Sunday, 13 January 2008
For centuries, we human beans are well and truly sluts, because after all these time, we have not yet learnt how to cherish the things while its still ours. And 'regret' is such an overused word.
The Chinese have a term for these unappreciative people: '贱骨头'.
Saturday, 12 January 2008
I'm quite sure each of my tooth weighs 250g, because I've lost 1kg since yesterday's teeth extraction ordeal. No, they're not even wisdom teeth. I've plucked those 2 years ago.
So more than 24 hours on, I'm sitting here still enduring the sharp pain that the spaces left vacant in my mouth shoot to my temples with each heart beat.
Just an hour yesterday after I got home from the clinic, I had used up all the gauze the dentist gave, and the bleeding wouldn't stop. I needed more and there was a Guardian pharmacy just 50 footsteps away downstairs. But I couldn't move around the house without blood dripping all over the place, causing it to look like a heinous crime scene off CSI. So I tried to get a pal who lives just directly above the pharmacy. Somehow he didn't say yes to helping.

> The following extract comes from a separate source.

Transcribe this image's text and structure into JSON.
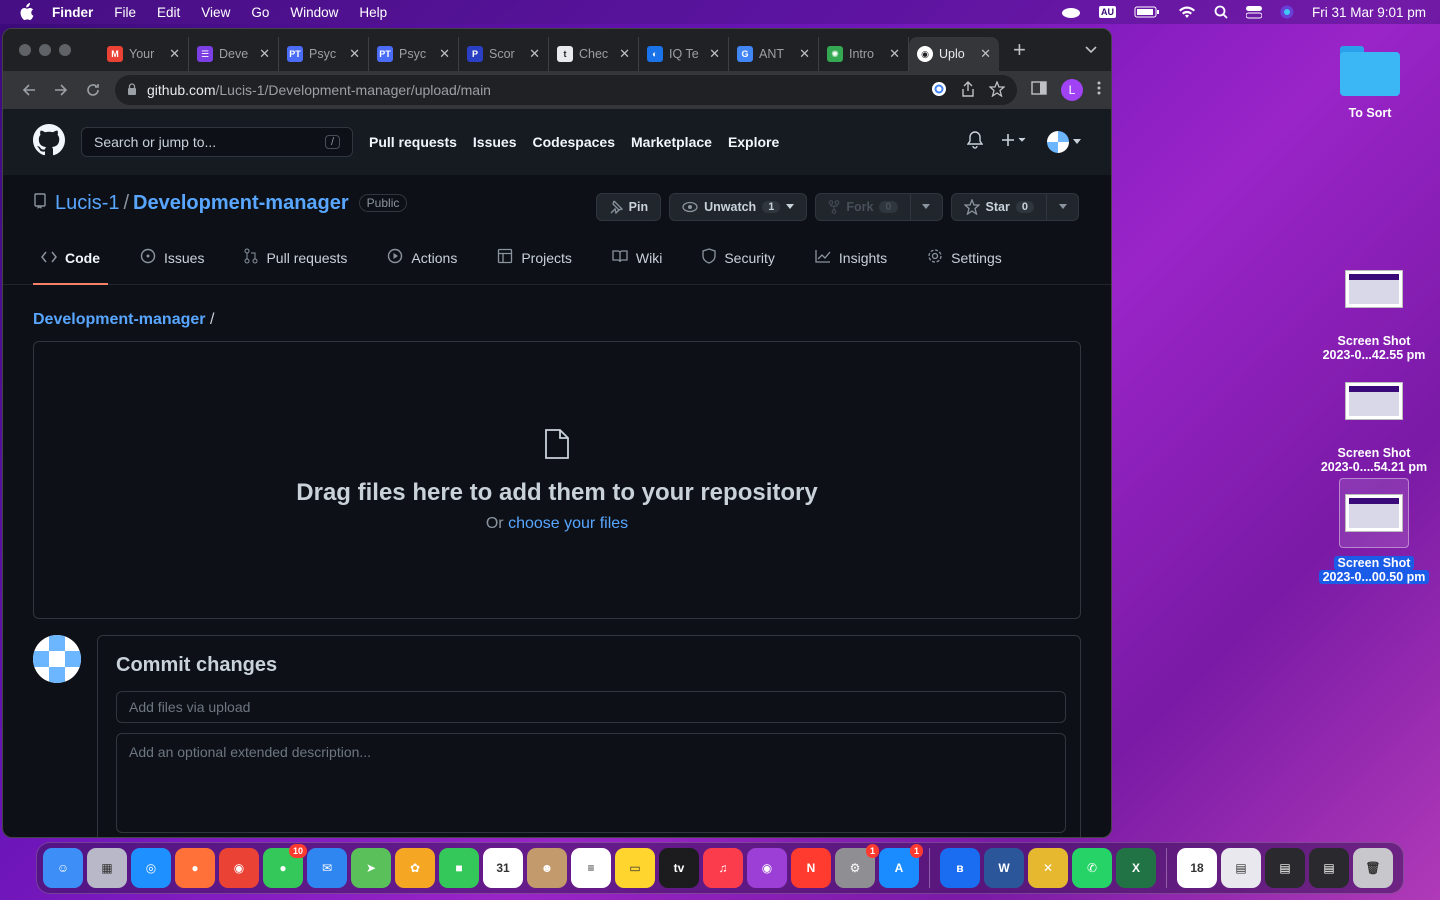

An hour later I got hold of another friend, who lives just 3 minutes away by car. I asked if he was busy he said "depends", so I figured my current predicament would warrant his immediate arrival. I told him about my plight, but he only replied much later saying he was free. Screw that, really.
So I did the next best thing. I called my ex. But she was sorry she wished she could help. She told me to take care and hope the bleeding stops soon. She had to go out, you see. So I couldn't blame her. An "ex" afterall, I couldn't possibly expect her to zoom her way down, could I?
That was the last I heard of her yesterday, despite me messaging her again at 10 in the evening, sounding really pitiful, which I was. Heh.
I couldn't get gauze, and I was too light headed to go get food. So I laid in bed for like 20 of the 24 hours, drinking my own blood. Better than spitting them away, no?
Sigh. I'm so hungry I can eat a cow. Well ok, I can't actually bite.
Wednesday, 2 January 2008
What if we had remained as each other's closest online pal?
What if we hadn't dared to venture beyond that thin line we tried so hard to keep from breaking?
Ironically, we did it so that we would not have any what-ifs.